On the PBS period drama, Poldark, the faithful village doctor, Dwight Enys, languishes as a prisoner of war. He scrapes together rags and crumbs to care for his wounded comrades. Their captors humiliate and torture the prisoners, finding ever crueler ways to break their spirits. They are starved, but Dr. Enys gives his bread crust to a patient with a septic wound who requires tending day and night. He establishes a practice and a pattern of caring for this patient, and gradually, after weeks, the man is convalescing as Dr. Enys gingerly cradles his head in his lap while conferring with a younger colleague prisoner. Laughter is heard from the direction of the officers, as a soldier snatches the patient to the floor and shoots him. Dr. Enys cries in agony.
“Suffering and overwhelmed” Hah. What she means to say is “busy”. https://t.co/fb7kM6Cu7o— Morning Answer (@MorningAnswer) November 13, 2020
After 9 months of pandemic clinical practice, research, public health interventions, a lockdown and a reopening, a second wave tsunami appeared on the horizon. Calls to prepare were met by such mocking and protesting and denying, I watched my colleagues do the twitter version of pacing the floor, horrified and ruminating over how much different this could all be.
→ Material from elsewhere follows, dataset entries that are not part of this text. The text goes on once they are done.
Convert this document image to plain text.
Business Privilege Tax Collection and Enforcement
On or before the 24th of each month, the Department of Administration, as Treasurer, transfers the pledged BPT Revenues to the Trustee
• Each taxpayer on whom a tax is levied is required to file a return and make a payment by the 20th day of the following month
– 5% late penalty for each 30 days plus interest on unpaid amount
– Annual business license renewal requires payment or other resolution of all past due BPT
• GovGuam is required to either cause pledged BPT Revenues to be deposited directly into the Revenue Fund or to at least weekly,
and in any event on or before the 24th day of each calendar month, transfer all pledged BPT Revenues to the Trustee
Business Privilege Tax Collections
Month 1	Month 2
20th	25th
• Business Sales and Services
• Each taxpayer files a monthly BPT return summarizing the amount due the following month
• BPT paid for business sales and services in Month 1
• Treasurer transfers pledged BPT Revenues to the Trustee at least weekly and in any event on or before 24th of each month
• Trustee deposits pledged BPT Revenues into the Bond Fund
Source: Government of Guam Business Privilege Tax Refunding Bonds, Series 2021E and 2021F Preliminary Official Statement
At the height of the Spring chapter of the COVID19 pandemic, in one of the most prosperous cities in the history of the world, during peacetime on our shores, I provided critical care to COVID19 patients in frankly substandard conditions. But we strove, we checklisted, we proned, we researched, we truly cared. Everyone on my team cared. Patients with COVID19 might code shortly after arrival, but more commonly, they smoldered for weeks. And then, very often, we lost them. At noon, there was free pizza. At 7 p.m. there was applause. The city mourned with us.
Healthcare workers have been at this for months. Not just working in it, but living it. As predicted, the Second Wave has crashed over us. Instead of listening to the warnings of the wounded, society has collectively decided to resist caring. To call us sentimental snowflakes for being affected. Why was the dramatization of Dr. Enys’s heartbreak relatable? Because we do care that much. I can’t explain to someone why a human would be affected by the death of another human. Why 250,000 deaths might inflict morally injury on a healthcare force that can see out of this fishbowl to other nations who are getting it somewhat right.
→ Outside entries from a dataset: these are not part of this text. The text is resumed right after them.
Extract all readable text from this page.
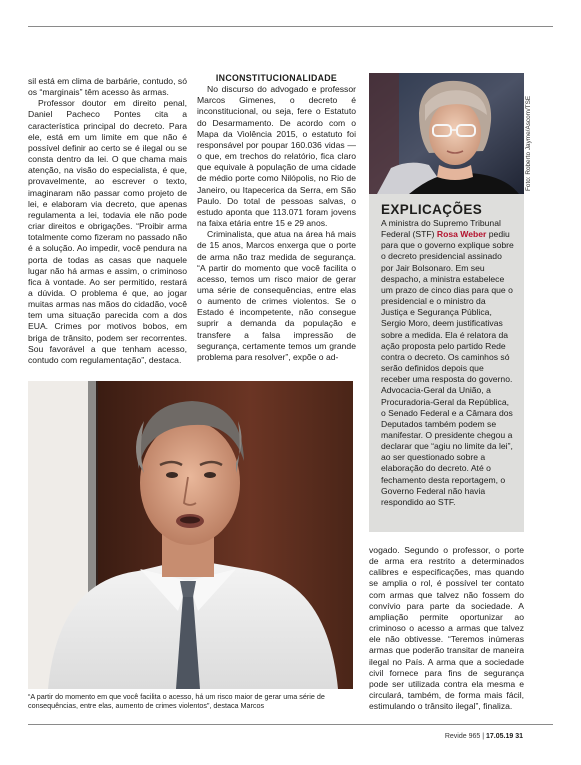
sil está em clima de barbárie, contudo, só os “marginais” têm acesso às armas.

Professor doutor em direito penal, Daniel Pacheco Pontes cita a característica principal do decreto. Para ele, está em um limite em que não é possível definir ao certo se é ilegal ou se consta dentro da lei. O que chama mais atenção, na visão do especialista, é que, provavelmente, ao escrever o texto, imaginaram não passar como projeto de lei, e elaboram via decreto, que apenas regulamenta a lei, todavia ele não pode criar direitos e obrigações. “Proibir arma totalmente como fizeram no passado não é a solução. Ao impedir, você pendura na porta de todas as casas que naquele lugar não há armas e assim, o criminoso fica à vontade. Ao ser permitido, restará a dúvida. O problema é que, ao jogar muitas armas nas mãos do cidadão, você tem uma situação parecida com a dos EUA. Crimes por motivos bobos, em briga de trânsito, podem ser recorrentes. Sou favorável a que tenham acesso, contudo com regulamentação”, destaca.

INCONSTITUCIONALIDADE

No discurso do advogado e professor Marcos Gimenes, o decreto é inconstitucional, ou seja, fere o Estatuto do Desarmamento. De acordo com o Mapa da Violência 2015, o estatuto foi responsável por poupar 160.036 vidas — o que, em trechos do relatório, fica claro que equivale à população de uma cidade de médio porte como Nilópolis, no Rio de Janeiro, ou Itapecerica da Serra, em São Paulo. Do total de pessoas salvas, o estudo aponta que 113.071 foram jovens na faixa etária entre 15 e 29 anos.

Criminalista, que atua na área há mais de 15 anos, Marcos enxerga que o porte de arma não traz medida de segurança. “A partir do momento que você facilita o acesso, temos um risco maior de gerar uma série de consequências, entre elas o aumento de crimes violentos. Se o Estado é incompetente, não consegue suprir a demanda da população e transfere a falsa impressão de segurança, certamente temos um grande problema para resolver”, expõe o ad-

Foto: Roberto Jayme/Ascom/TSE
EXPLICAÇÕES

A ministra do Supremo Tribunal Federal (STF) Rosa Weber pediu para que o governo explique sobre o decreto presidencial assinado por Jair Bolsonaro. Em seu despacho, a ministra estabelece um prazo de cinco dias para que o presidencial e o ministro da Justiça e Segurança Pública, Sergio Moro, deem justificativas sobre a medida. Ela é relatora da ação proposta pelo partido Rede contra o decreto. Os caminhos só serão definidos depois que receber uma resposta do governo. Advocacia-Geral da União, a Procuradoria-Geral da República, o Senado Federal e a Câmara dos Deputados também podem se manifestar. O presidente chegou a declarar que “agiu no limite da lei”, ao ser questionado sobre a elaboração do decreto. Até o fechamento desta reportagem, o Governo Federal não havia respondido ao STF.

“A partir do momento em que você facilita o acesso, há um risco maior de gerar uma série de consequências, entre elas, aumento de crimes violentos”, destaca Marcos

vogado. Segundo o professor, o porte de arma era restrito a determinados calibres e especificações, mas quando se amplia o rol, é possível ter contato com armas que talvez não fossem do convívio para parte da sociedade. A ampliação permite oportunizar ao criminoso o acesso a armas que talvez ele não obtivesse. “Teremos inúmeras armas que poderão transitar de maneira ilegal no País. A arma que a sociedade civil fornece para fins de segurança pode ser utilizada contra ela mesma e circulará, também, de forma mais fácil, estimulando o trânsito ilegal”, finaliza.

Revide 965 | 17.05.19 31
There’s another TV drama anecdote that I’ll never forget. Early in the Gray’s Anatomy series, George is asking why he should do CPR on a clearly deceased trauma patient, when Miranda Bailey’s tongue lashing smartly educates him: “So we can tell their family we did everything we could.” As a community, we cannot say we did everything to avoid the deaths of our neighbors. Shouldering on in such a reality is demoralizing. Being told we should thicken our skin and simply care less is the ultimate insult to our profession.
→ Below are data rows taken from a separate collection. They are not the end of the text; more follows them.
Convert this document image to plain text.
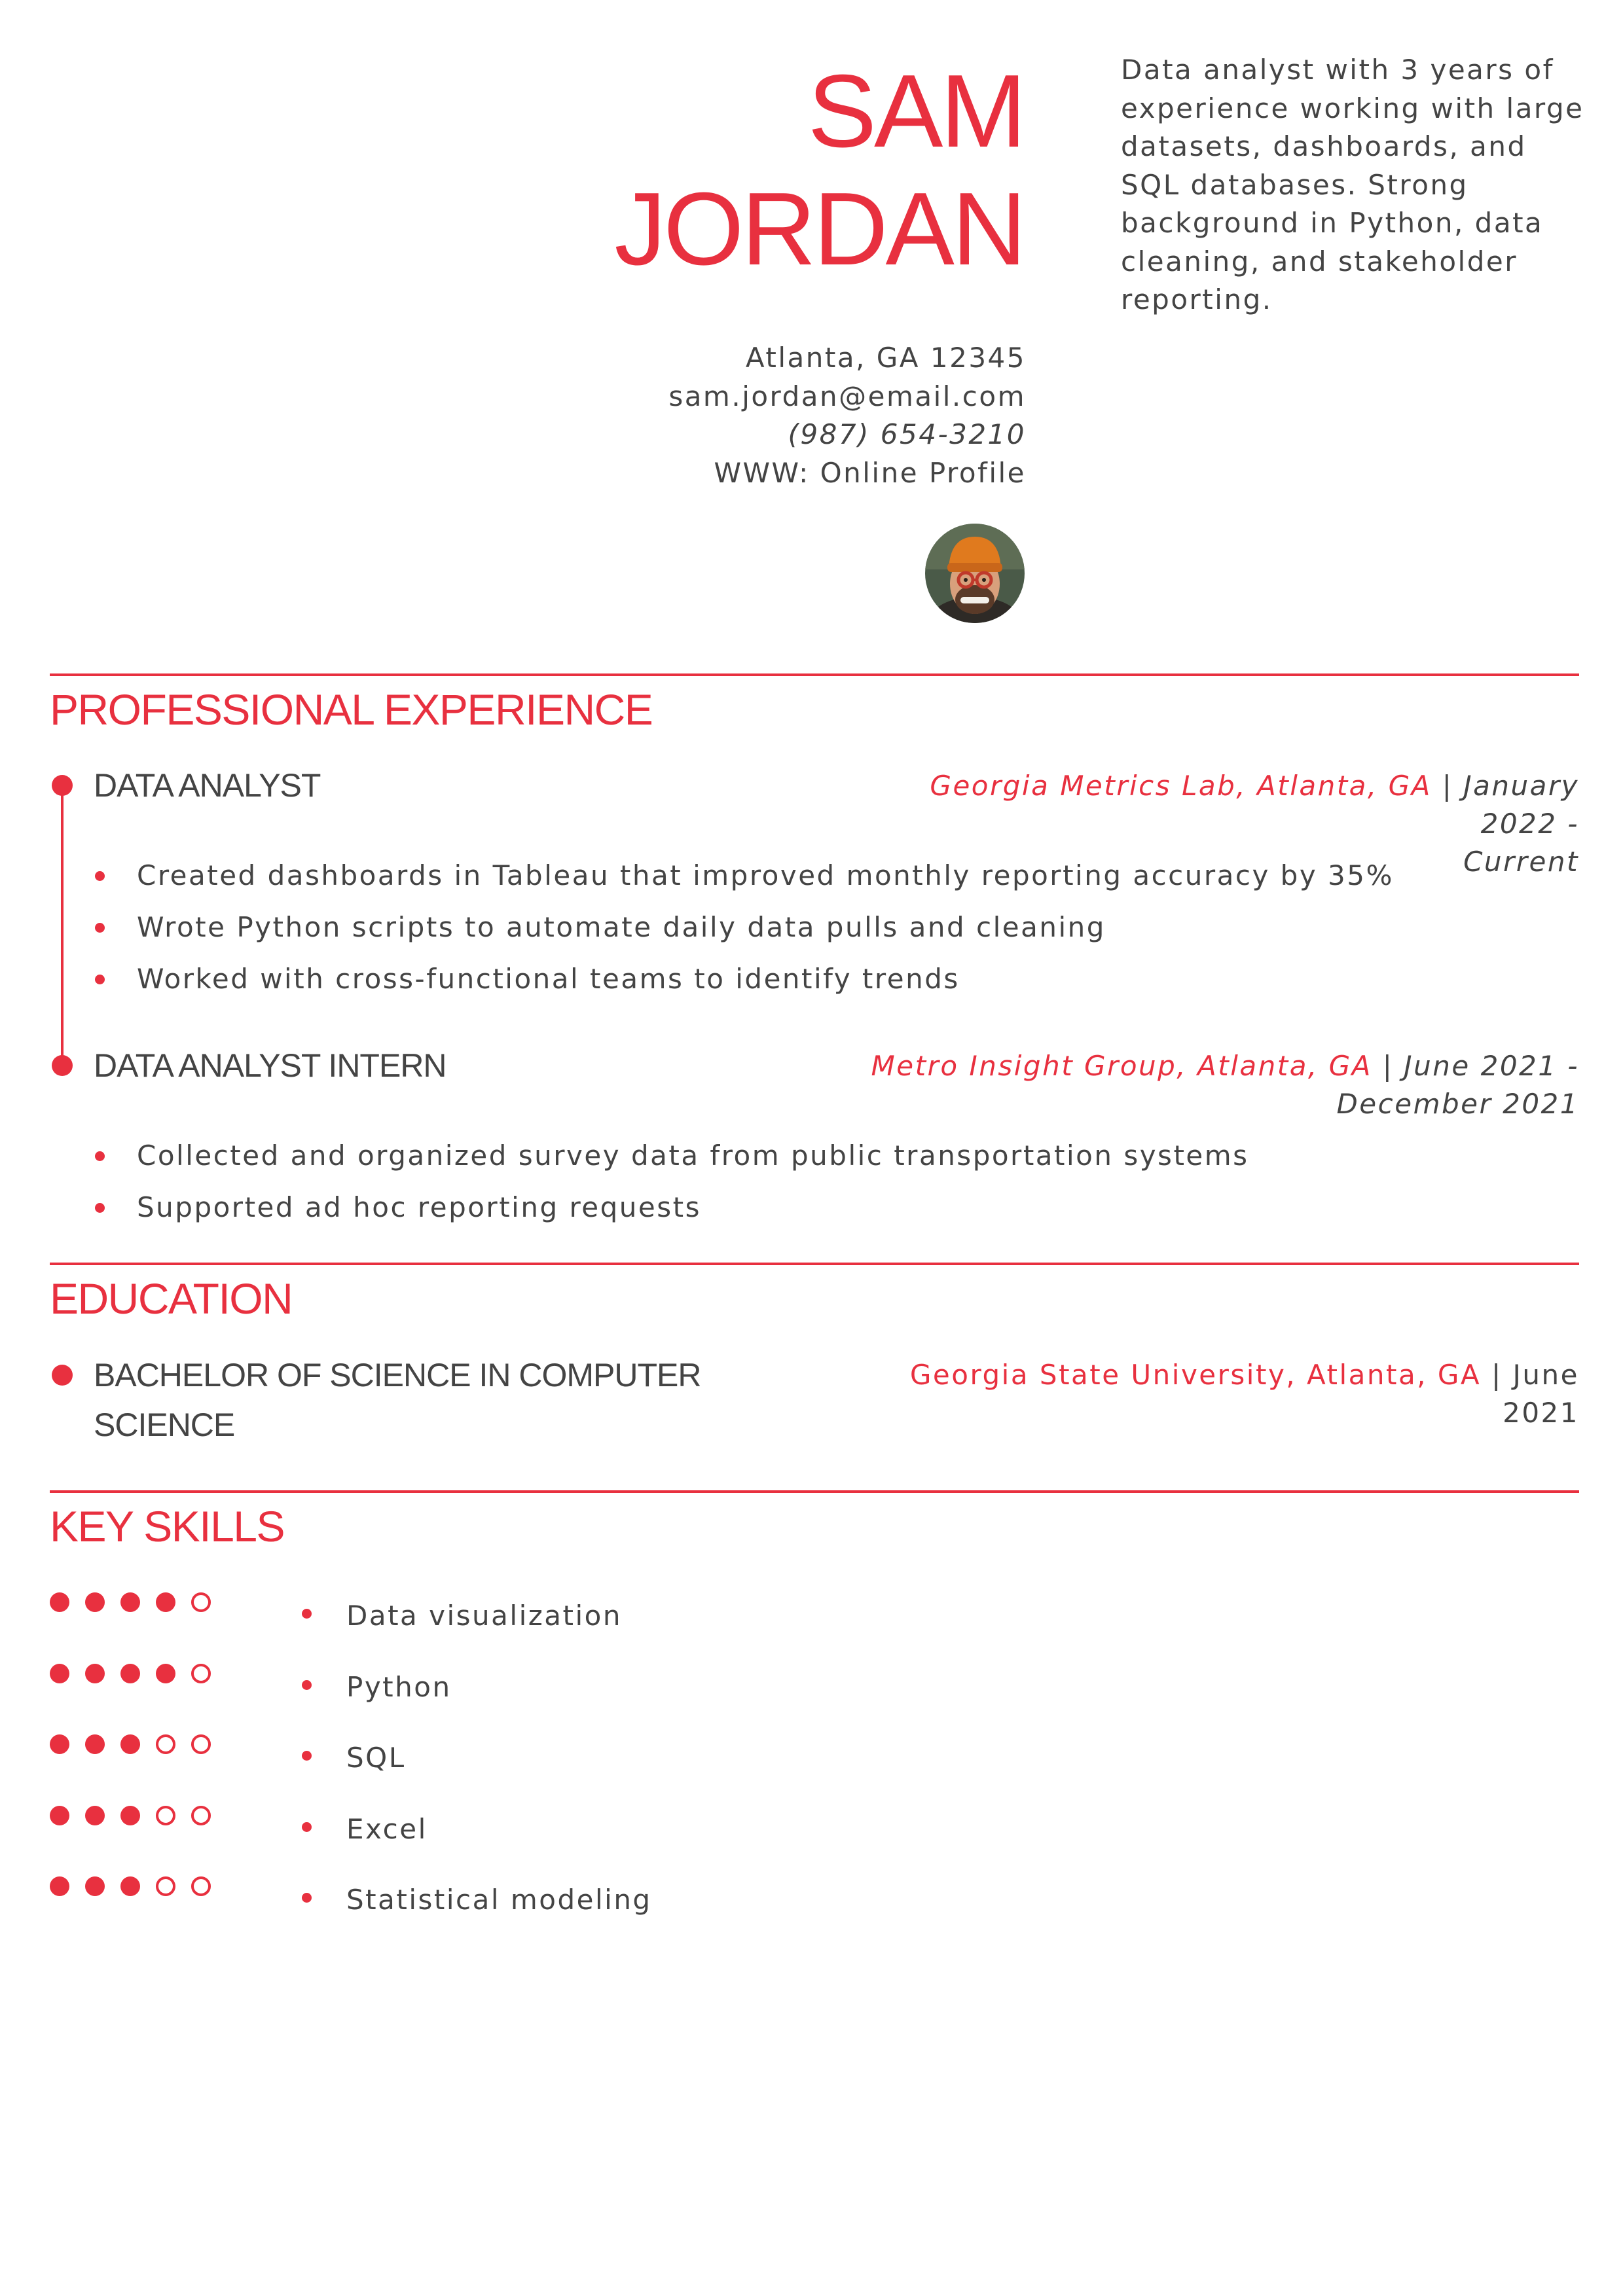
SAM
JORDAN
Data analyst with 3 years of experience working with large datasets, dashboards, and SQL databases. Strong background in Python, data cleaning, and stakeholder reporting.
Atlanta, GA 12345
sam.jordan@email.com
(987) 654-3210
WWW: Online Profile
PROFESSIONAL EXPERIENCE
DATA ANALYST	Georgia Metrics Lab, Atlanta, GA | January 2022 -
Current
Created dashboards in Tableau that improved monthly reporting accuracy by 35%
Wrote Python scripts to automate daily data pulls and cleaning
Worked with cross-functional teams to identify trends
DATA ANALYST INTERN	Metro Insight Group, Atlanta, GA | June 2021 -
December 2021
Collected and organized survey data from public transportation systems
Supported ad hoc reporting requests
EDUCATION
BACHELOR OF SCIENCE IN COMPUTER SCIENCE
Georgia State University, Atlanta, GA | June 2021
KEY SKILLS
Data visualization
Python
SQL
Excel
Statistical modeling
We are overwhelmed by the vastness of a pandemic that has been allowed to spread rampantly through our cities and small towns. And yet, we are striving to convince leaders and civilians that WE are not the adversary. We are suffering the pain of loss and upended plans. We are not soldiers. We are not heroes. We are members of the communities we serve, and we may be suffering and overwhelmed.